To specifically answer the “if we evolved from monkeys, why do monkeys still exist?” claim. We didn’t. Both us, monkeys, and chimps evolved seperately from a common ancestor species. Humans evolved differently, because Africa was losing it’s jungles at the time. Our ancestors evolved better survive on the ground, instead of in the trees. Meanwhile monkey ancestors, living in areas that still had bountiful trees, had no reason to evolve better suited to the ground – and in fact evolved to be more suited to the trees.

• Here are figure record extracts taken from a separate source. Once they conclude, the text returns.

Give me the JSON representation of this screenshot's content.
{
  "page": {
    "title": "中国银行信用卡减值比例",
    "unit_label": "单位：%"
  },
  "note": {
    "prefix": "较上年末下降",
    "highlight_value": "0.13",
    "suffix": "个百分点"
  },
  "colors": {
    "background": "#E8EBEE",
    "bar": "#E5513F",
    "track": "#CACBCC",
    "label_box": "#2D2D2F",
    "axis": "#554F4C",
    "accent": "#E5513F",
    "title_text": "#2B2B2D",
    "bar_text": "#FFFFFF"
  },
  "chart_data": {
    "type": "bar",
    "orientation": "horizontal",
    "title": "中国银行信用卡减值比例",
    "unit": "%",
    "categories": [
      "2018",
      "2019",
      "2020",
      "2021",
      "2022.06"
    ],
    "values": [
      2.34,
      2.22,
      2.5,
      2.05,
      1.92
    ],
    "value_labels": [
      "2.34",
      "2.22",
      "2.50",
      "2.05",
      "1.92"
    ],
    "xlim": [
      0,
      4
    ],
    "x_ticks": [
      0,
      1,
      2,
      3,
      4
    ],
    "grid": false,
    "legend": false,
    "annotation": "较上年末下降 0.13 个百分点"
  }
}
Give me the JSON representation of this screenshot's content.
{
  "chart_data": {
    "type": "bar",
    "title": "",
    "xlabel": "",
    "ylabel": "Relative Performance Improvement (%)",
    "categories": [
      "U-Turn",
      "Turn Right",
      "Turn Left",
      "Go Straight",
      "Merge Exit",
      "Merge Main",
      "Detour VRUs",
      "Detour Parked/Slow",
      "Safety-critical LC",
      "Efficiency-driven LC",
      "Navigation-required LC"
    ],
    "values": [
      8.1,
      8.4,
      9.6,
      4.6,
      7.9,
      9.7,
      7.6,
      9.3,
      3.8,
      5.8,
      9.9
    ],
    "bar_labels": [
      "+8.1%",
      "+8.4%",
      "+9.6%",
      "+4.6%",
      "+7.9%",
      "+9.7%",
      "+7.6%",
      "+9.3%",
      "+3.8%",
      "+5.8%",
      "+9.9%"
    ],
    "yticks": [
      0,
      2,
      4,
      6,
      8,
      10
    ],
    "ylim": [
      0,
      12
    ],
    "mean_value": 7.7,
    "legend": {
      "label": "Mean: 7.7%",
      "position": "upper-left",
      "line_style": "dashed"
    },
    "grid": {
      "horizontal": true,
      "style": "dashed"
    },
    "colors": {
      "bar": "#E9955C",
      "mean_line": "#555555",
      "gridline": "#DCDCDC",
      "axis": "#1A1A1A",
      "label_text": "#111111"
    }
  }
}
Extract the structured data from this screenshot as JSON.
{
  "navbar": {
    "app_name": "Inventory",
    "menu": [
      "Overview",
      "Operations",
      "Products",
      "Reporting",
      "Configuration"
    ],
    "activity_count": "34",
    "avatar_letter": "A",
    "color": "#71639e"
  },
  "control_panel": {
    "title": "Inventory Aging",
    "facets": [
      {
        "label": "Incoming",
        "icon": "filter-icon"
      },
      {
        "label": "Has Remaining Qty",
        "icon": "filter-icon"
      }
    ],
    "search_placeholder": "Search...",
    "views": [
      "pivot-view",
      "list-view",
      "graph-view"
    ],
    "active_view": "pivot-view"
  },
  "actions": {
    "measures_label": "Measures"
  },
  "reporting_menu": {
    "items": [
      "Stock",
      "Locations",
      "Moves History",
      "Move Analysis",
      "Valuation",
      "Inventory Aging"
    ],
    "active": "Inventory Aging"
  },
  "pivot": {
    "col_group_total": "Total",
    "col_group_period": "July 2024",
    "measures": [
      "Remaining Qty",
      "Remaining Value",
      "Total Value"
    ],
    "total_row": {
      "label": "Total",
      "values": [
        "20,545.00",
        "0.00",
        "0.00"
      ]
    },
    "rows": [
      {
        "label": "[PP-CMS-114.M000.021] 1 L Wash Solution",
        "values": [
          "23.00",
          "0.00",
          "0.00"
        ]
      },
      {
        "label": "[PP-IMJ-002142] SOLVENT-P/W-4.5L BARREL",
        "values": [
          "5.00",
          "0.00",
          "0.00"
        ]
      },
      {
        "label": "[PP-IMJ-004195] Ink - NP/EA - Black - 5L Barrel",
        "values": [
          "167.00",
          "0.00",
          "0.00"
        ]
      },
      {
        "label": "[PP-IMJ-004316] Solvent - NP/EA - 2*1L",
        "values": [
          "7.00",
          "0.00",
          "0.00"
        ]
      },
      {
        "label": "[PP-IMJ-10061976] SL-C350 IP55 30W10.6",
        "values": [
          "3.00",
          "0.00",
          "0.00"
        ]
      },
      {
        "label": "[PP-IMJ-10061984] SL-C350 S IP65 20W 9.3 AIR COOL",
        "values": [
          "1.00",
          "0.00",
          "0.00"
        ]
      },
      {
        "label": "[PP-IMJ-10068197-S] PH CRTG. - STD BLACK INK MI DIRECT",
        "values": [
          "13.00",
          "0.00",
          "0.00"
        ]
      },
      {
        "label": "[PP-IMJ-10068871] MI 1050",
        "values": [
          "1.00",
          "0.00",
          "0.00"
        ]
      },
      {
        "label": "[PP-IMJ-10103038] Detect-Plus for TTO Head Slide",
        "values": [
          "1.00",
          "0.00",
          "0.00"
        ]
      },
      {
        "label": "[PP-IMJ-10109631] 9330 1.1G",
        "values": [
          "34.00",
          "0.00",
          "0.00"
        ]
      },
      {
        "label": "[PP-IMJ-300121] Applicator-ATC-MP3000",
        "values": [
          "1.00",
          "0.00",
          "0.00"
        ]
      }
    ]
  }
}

As for the Big Bang, and Abiogensis; we haven’t come up with conclusive answers. We just have theories.
One idea for the Big Bang, assumes multiverse theory is correct. When two other universes collided, the Big Bang happened at the point of impact and birthed our universe.
The most recent idea I heard for Abiogenesis is it happened at deep ocean vents. There’s a lot of heat energy to be had at these vents, and they are also rich in organic matter spewing out from underground. The rock of these vents is very porous, like a sponge. Those tiny pores create a round scaffold on which proteins could build a cell wall. We feel the cell wall is one of the most critical steps for life to exist, as it separates the lifeform from the environment.